Fenerbahçe Beko’da büyük bir yenilik yaşanıyor. Obradovic ile başlayan ayrılık rüzgarında takımın temel taşları veda etti. Bir o kadar da önemli isimler kadroya katıldı.
Murat Murathanoğlu, Instagram hesabında Fenerbahçe’deki transfer hareketliliğini yorumluyor. İşte değerlendirmelerinden öne çıkanlar…
| Kaynak : TRT SPOR
Gelenler - Jarell Eddie
Fenerbahçe Basketbol ile anlaşan Jarell Eddie 2-3 oynuyor, bu pozisyonlara göre fiziği iyi, top hakimiyeti kendi pozisyonunu yaratacak kadar iyi değil. Bundan dolayı çembere de rahatlıkla giden bir oyuncu değil. Fundamental eksiği pas verme , asist yapmasını da olumsuz etkiliyor. Ama çok çok iyi bir şutör. Sadece ceza atıcı değil topu bir iki kere yere vurup da şut atabiliyor. Size ve atletizm olarak iyi olduğundan biri bir savunmayı da iyi yapabiliyor. Savunma rotasyonlarında geç kalıyor. Ribaunt konusunda da katkı yapabilir, ama daha iyi ribaundcu olabilmek için herşey mevcut. NBA takımları onun kalıcı bir 3-D olabileceğini düşünüyordu çünkü o kadar iyi bir üçlükçü. Maccabi de uzun yıllar oynayan David Blu gibi olabilir doğru kullanılıp, kritik üçltk şutları da % 40 üzerinde sokabilerse. Blu biraz daha kısa ve biraz daha az atletti ama iki Euroleegue şampiyonluğu kazandı ve kazanırken de önemli katkı yaptı. Bu sezonki kadronun gidişatı bir Obra değil bir David Blatt kadrosu doğrultusunda.
Gidenler - Kostas Sloukas
At, avrat, Yunan guard.

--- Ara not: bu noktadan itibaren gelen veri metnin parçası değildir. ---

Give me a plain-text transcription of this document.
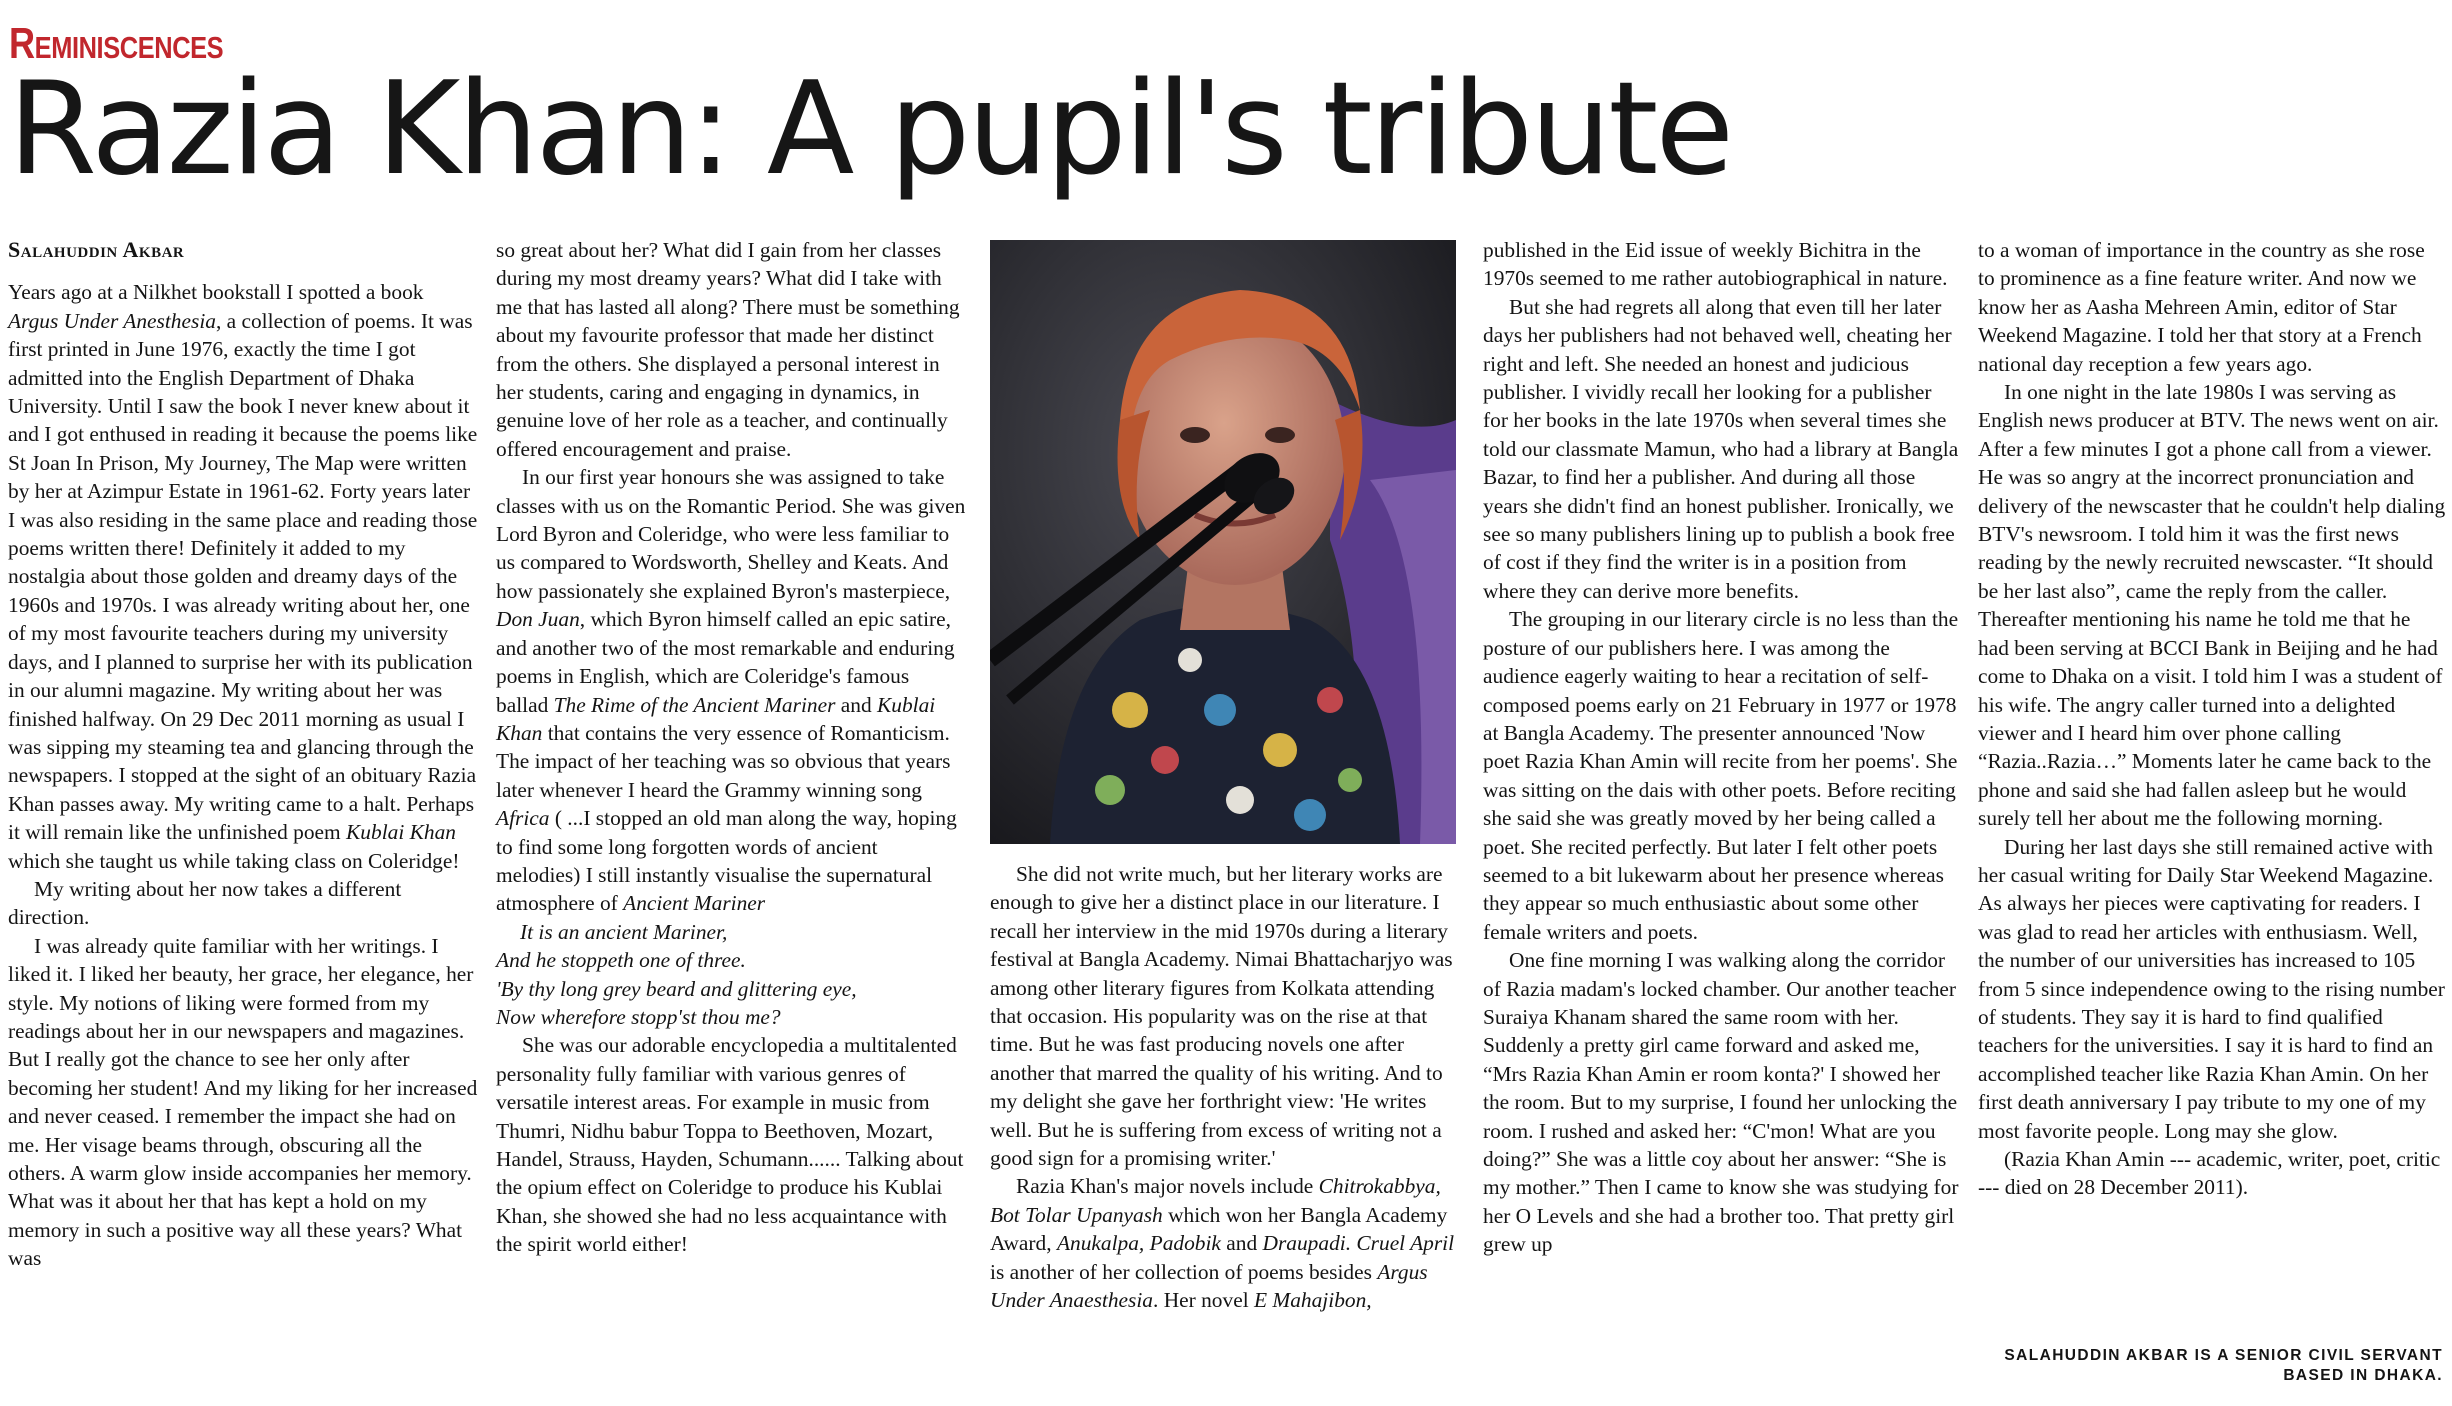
Reminiscences
Razia Khan: A pupil's tribute

Salahuddin Akbar

Years ago at a Nilkhet bookstall I spotted a book Argus Under Anesthesia, a collection of poems. It was first printed in June 1976, exactly the time I got admitted into the English Department of Dhaka University. Until I saw the book I never knew about it and I got enthused in reading it because the poems like St Joan In Prison, My Journey, The Map were written by her at Azimpur Estate in 1961-62. Forty years later I was also residing in the same place and reading those poems written there! Definitely it added to my nostalgia about those golden and dreamy days of the 1960s and 1970s. I was already writing about her, one of my most favourite teachers during my university days, and I planned to surprise her with its publication in our alumni magazine. My writing about her was finished halfway. On 29 Dec 2011 morning as usual I was sipping my steaming tea and glancing through the newspapers. I stopped at the sight of an obituary Razia Khan passes away. My writing came to a halt. Perhaps it will remain like the unfinished poem Kublai Khan which she taught us while taking class on Coleridge!

My writing about her now takes a different direction.

I was already quite familiar with her writings. I liked it. I liked her beauty, her grace, her elegance, her style. My notions of liking were formed from my readings about her in our newspapers and magazines. But I really got the chance to see her only after becoming her student! And my liking for her increased and never ceased. I remember the impact she had on me. Her visage beams through, obscuring all the others. A warm glow inside accompanies her memory. What was it about her that has kept a hold on my memory in such a positive way all these years? What was

so great about her? What did I gain from her classes during my most dreamy years? What did I take with me that has lasted all along? There must be something about my favourite professor that made her distinct from the others. She displayed a personal interest in her students, caring and engaging in dynamics, in genuine love of her role as a teacher, and continually offered encouragement and praise.

In our first year honours she was assigned to take classes with us on the Romantic Period. She was given Lord Byron and Coleridge, who were less familiar to us compared to Wordsworth, Shelley and Keats. And how passionately she explained Byron's masterpiece, Don Juan, which Byron himself called an epic satire, and another two of the most remarkable and enduring poems in English, which are Coleridge's famous ballad The Rime of the Ancient Mariner and Kublai Khan that contains the very essence of Romanticism. The impact of her teaching was so obvious that years later whenever I heard the Grammy winning song Africa ( ...I stopped an old man along the way, hoping to find some long forgotten words of ancient melodies) I still instantly visualise the supernatural atmosphere of Ancient Mariner

It is an ancient Mariner,

And he stoppeth one of three.

'By thy long grey beard and glittering eye,

Now wherefore stopp'st thou me?

She was our adorable encyclopedia a multitalented personality fully familiar with various genres of versatile interest areas. For example in music from Thumri, Nidhu babur Toppa to Beethoven, Mozart, Handel, Strauss, Hayden, Schumann...... Talking about the opium effect on Coleridge to produce his Kublai Khan, she showed she had no less acquaintance with the spirit world either!

She did not write much, but her literary works are enough to give her a distinct place in our literature. I recall her interview in the mid 1970s during a literary festival at Bangla Academy. Nimai Bhattacharjyo was among other literary figures from Kolkata attending that occasion. His popularity was on the rise at that time. But he was fast producing novels one after another that marred the quality of his writing. And to my delight she gave her forthright view: 'He writes well. But he is suffering from excess of writing not a good sign for a promising writer.'

Razia Khan's major novels include Chitrokabbya, Bot Tolar Upanyash which won her Bangla Academy Award, Anukalpa, Padobik and Draupadi. Cruel April is another of her collection of poems besides Argus Under Anaesthesia. Her novel E Mahajibon,

published in the Eid issue of weekly Bichitra in the 1970s seemed to me rather autobiographical in nature.

But she had regrets all along that even till her later days her publishers had not behaved well, cheating her right and left. She needed an honest and judicious publisher. I vividly recall her looking for a publisher for her books in the late 1970s when several times she told our classmate Mamun, who had a library at Bangla Bazar, to find her a publisher. And during all those years she didn't find an honest publisher. Ironically, we see so many publishers lining up to publish a book free of cost if they find the writer is in a position from where they can derive more benefits.

The grouping in our literary circle is no less than the posture of our publishers here. I was among the audience eagerly waiting to hear a recitation of self-composed poems early on 21 February in 1977 or 1978 at Bangla Academy. The presenter announced 'Now poet Razia Khan Amin will recite from her poems'. She was sitting on the dais with other poets. Before reciting she said she was greatly moved by her being called a poet. She recited perfectly. But later I felt other poets seemed to a bit lukewarm about her presence whereas they appear so much enthusiastic about some other female writers and poets.

One fine morning I was walking along the corridor of Razia madam's locked chamber. Our another teacher Suraiya Khanam shared the same room with her. Suddenly a pretty girl came forward and asked me, “Mrs Razia Khan Amin er room konta?' I showed her the room. But to my surprise, I found her unlocking the room. I rushed and asked her: “C'mon! What are you doing?” She was a little coy about her answer: “She is my mother.” Then I came to know she was studying for her O Levels and she had a brother too. That pretty girl grew up

to a woman of importance in the country as she rose to prominence as a fine feature writer. And now we know her as Aasha Mehreen Amin, editor of Star Weekend Magazine. I told her that story at a French national day reception a few years ago.

In one night in the late 1980s I was serving as English news producer at BTV. The news went on air. After a few minutes I got a phone call from a viewer. He was so angry at the incorrect pronunciation and delivery of the newscaster that he couldn't help dialing BTV's newsroom. I told him it was the first news reading by the newly recruited newscaster. “It should be her last also”, came the reply from the caller. Thereafter mentioning his name he told me that he had been serving at BCCI Bank in Beijing and he had come to Dhaka on a visit. I told him I was a student of his wife. The angry caller turned into a delighted viewer and I heard him over phone calling “Razia..Razia…” Moments later he came back to the phone and said she had fallen asleep but he would surely tell her about me the following morning.

During her last days she still remained active with her casual writing for Daily Star Weekend Magazine. As always her pieces were captivating for readers. I was glad to read her articles with enthusiasm. Well, the number of our universities has increased to 105 from 5 since independence owing to the rising number of students. They say it is hard to find qualified teachers for the universities. I say it is hard to find an accomplished teacher like Razia Khan Amin. On her first death anniversary I pay tribute to my one of my most favorite people. Long may she glow.

(Razia Khan Amin --- academic, writer, poet, critic --- died on 28 December 2011).

SALAHUDDIN AKBAR IS A SENIOR CIVIL SERVANT BASED IN DHAKA.
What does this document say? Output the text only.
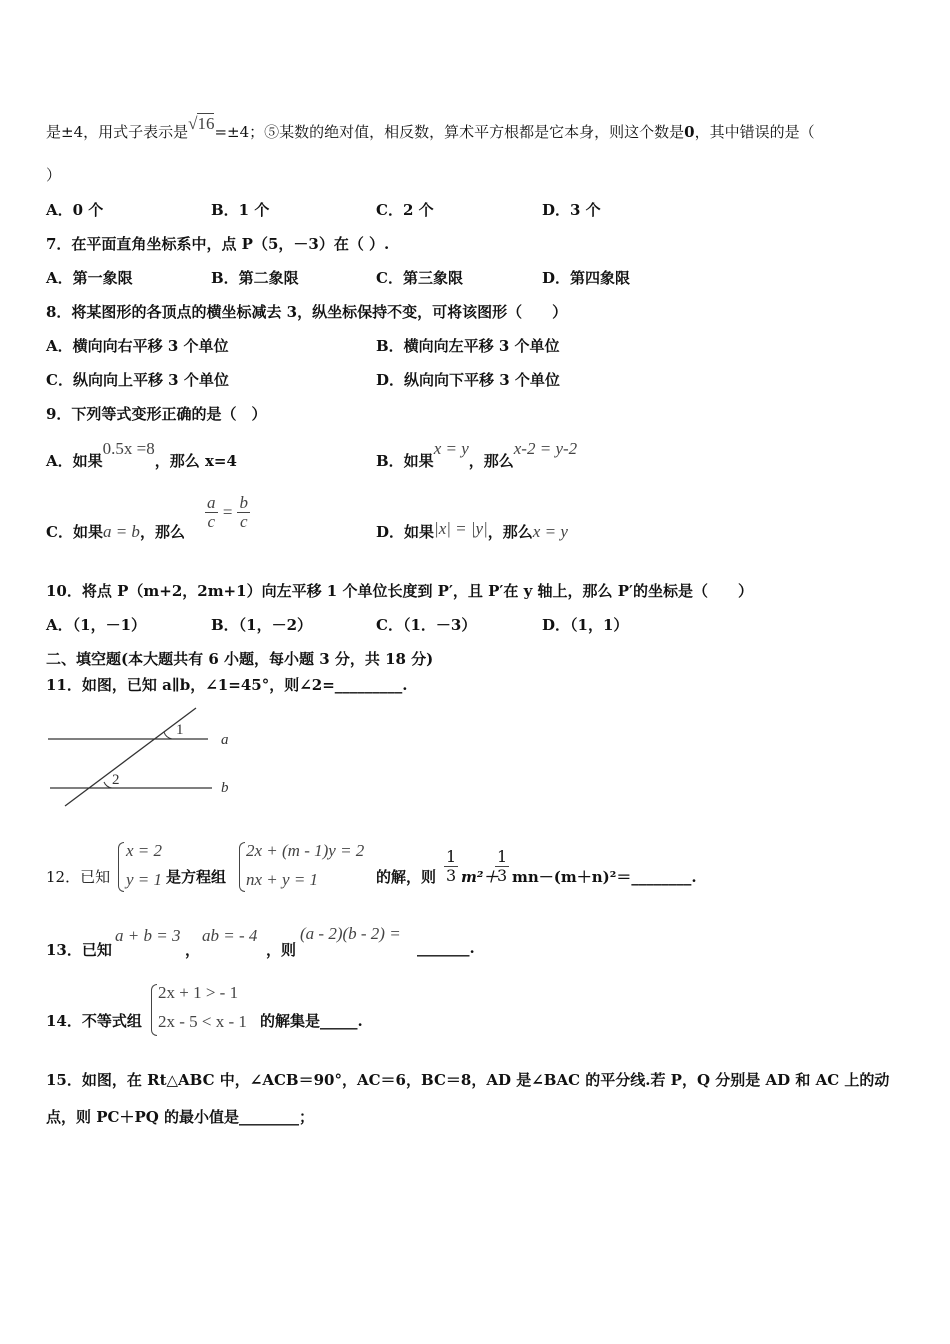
是±4，用式子表示是√16=±4；⑤某数的绝对值，相反数，算术平方根都是它本身，则这个数是0，其中错误的是（
）
A．0 个	B．1 个	C．2 个	D．3 个
7．在平面直角坐标系中，点 P（5，－3）在（ ）.
A．第一象限	B．第二象限	C．第三象限	D．第四象限
8．将某图形的各顶点的横坐标减去 3，纵坐标保持不变，可将该图形（　　）
A．横向向右平移 3 个单位	B．横向向左平移 3 个单位
C．纵向向上平移 3 个单位	D．纵向向下平移 3 个单位
9．下列等式变形正确的是（　）
A．如果0.5x =8，那么 x=4	B．如果x = y，那么x-2 = y-2
C．如果a = b，那么
$\frac{a}{c} = \frac{b}{c}$
D．如果|x| = |y|，那么x = y
10．将点 P（m+2，2m+1）向左平移 1 个单位长度到 P′，且 P′在 y 轴上，那么 P′的坐标是（　　）
A．（1，－1）	B．（1，－2）	C．（1．－3）	D．（1，1）
二、填空题(本大题共有 6 小题，每小题 3 分，共 18 分)
11．如图，已知 a∥b，∠1=45°，则∠2=_________.
1
2
a
b
12．已知
x = 2
y = 1 是方程组
2x + (m - 1)y = 2
nx + y = 1	的解，则 $\frac{1}{3} m^2+$
$\frac{1}{3}$ mn－(m＋n)²＝________.
13．已知
a + b = 3
，
ab = - 4
，则
(a - 2)(b - 2) =
_______.
14．不等式组
2x + 1 > - 1
2x - 5 < x - 1 的解集是_____.
15．如图，在 Rt△ABC 中，∠ACB＝90°，AC＝6，BC＝8，AD 是∠BAC 的平分线.若 P，Q 分别是 AD 和 AC 上的动
点，则 PC＋PQ 的最小值是________；
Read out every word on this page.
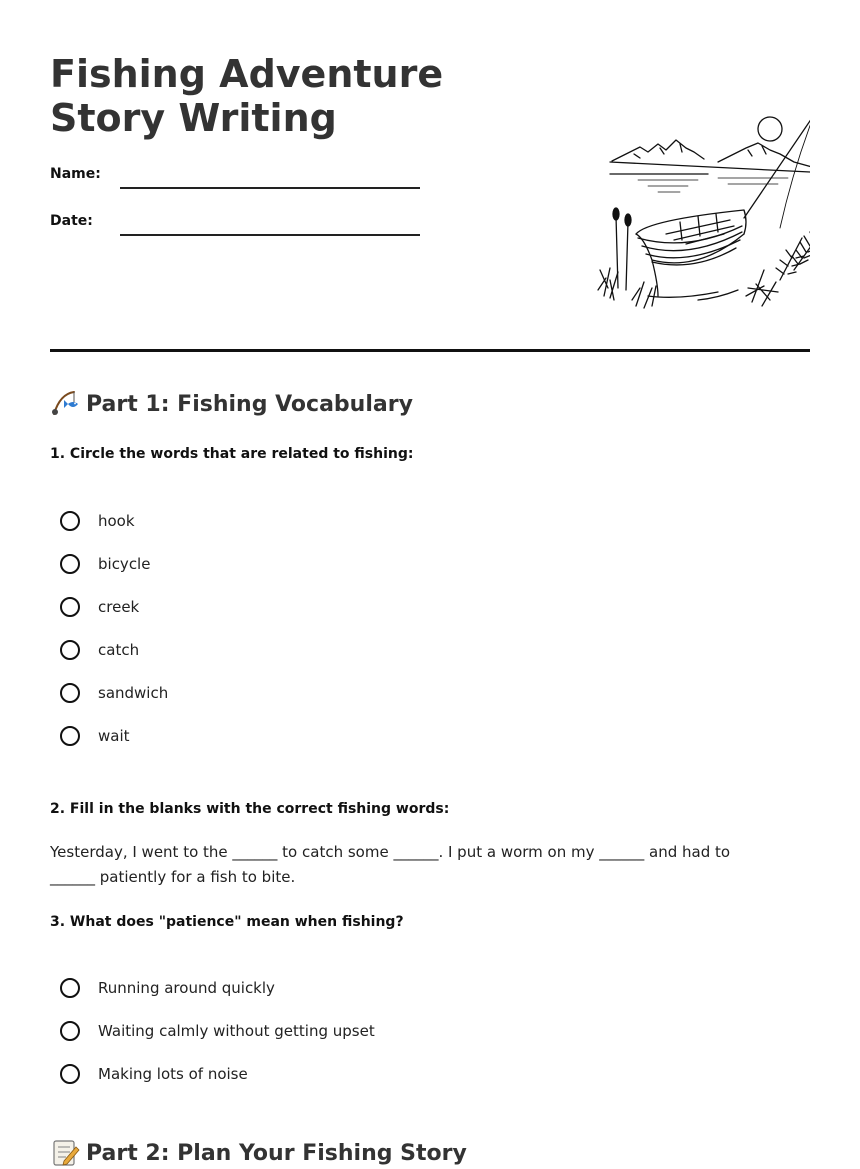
Fishing Adventure Story Writing
Name:
Date:
Part 1: Fishing Vocabulary

1. Circle the words that are related to fishing:

hook
bicycle
creek
catch
sandwich
wait

2. Fill in the blanks with the correct fishing words:

Yesterday, I went to the ______ to catch some ______. I put a worm on my ______ and had to ______ patiently for a fish to bite.

3. What does "patience" mean when fishing?

Running around quickly
Waiting calmly without getting upset
Making lots of noise
Part 2: Plan Your Fishing Story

Kostas sakatlığı olmadığı, morali yerinde olduğunda esasında Obradoviç`in sisteminde çok verimliydi. 4 Final Four, 3 EL Finali ve bir EL şampiyonluğu. Kostas bizim gibi çok duygusal. Babasının vefatından sonra, Yunan Milli takımıylayken sakatlanması, hazır olmadan Dünya Şampiyonası`na gitmesi ve performansı, ailesinin ona ihtiyaç duyması onun için bundan sonra en doğru yerin evi olduğunu gösteriyordu. Ama burası da onun eviydi, "topu çok tutuyor, takımın hücumdaki akıcılığını bozuyor” gibi eleştirilere rağmen Fenerbahçe taraftarı onu da çok özel bir yere koydu. O da her şeyini verdi. Sakat olup oynayamadığında önemi daha iyi anlaşıldı. Fenerbahçe`ye geldiğinde "kendi takımımı istiyorum" demişti ve Obra buna hep saygı duydu. Ama keşke biraz daha zaman, zaman ikinci oyuna yön veren oyuncu olmayı daha çok benimseseydi. Müthiş maçlar, basketler ve asistlerle unutulmazlar arasında kalplerde yer edindi. Takımdaki uzun rotasyonu sağlıklı olduğunda ki son 16 ayda bu pek olmadı, takım savunmasında bire bir zaaflarını saklayıp basketbol zekasını nasıl olumlu kullandığını gördük. Fenerbahçe için son 5 sezon olmazsa olmazıydı ama artık yok. Yolu açık olsun, ve Türkiye basketbol tarihinde çok önemli bir döneme, tarihe tanıklık yaptığımız bir döneme damga vurdu.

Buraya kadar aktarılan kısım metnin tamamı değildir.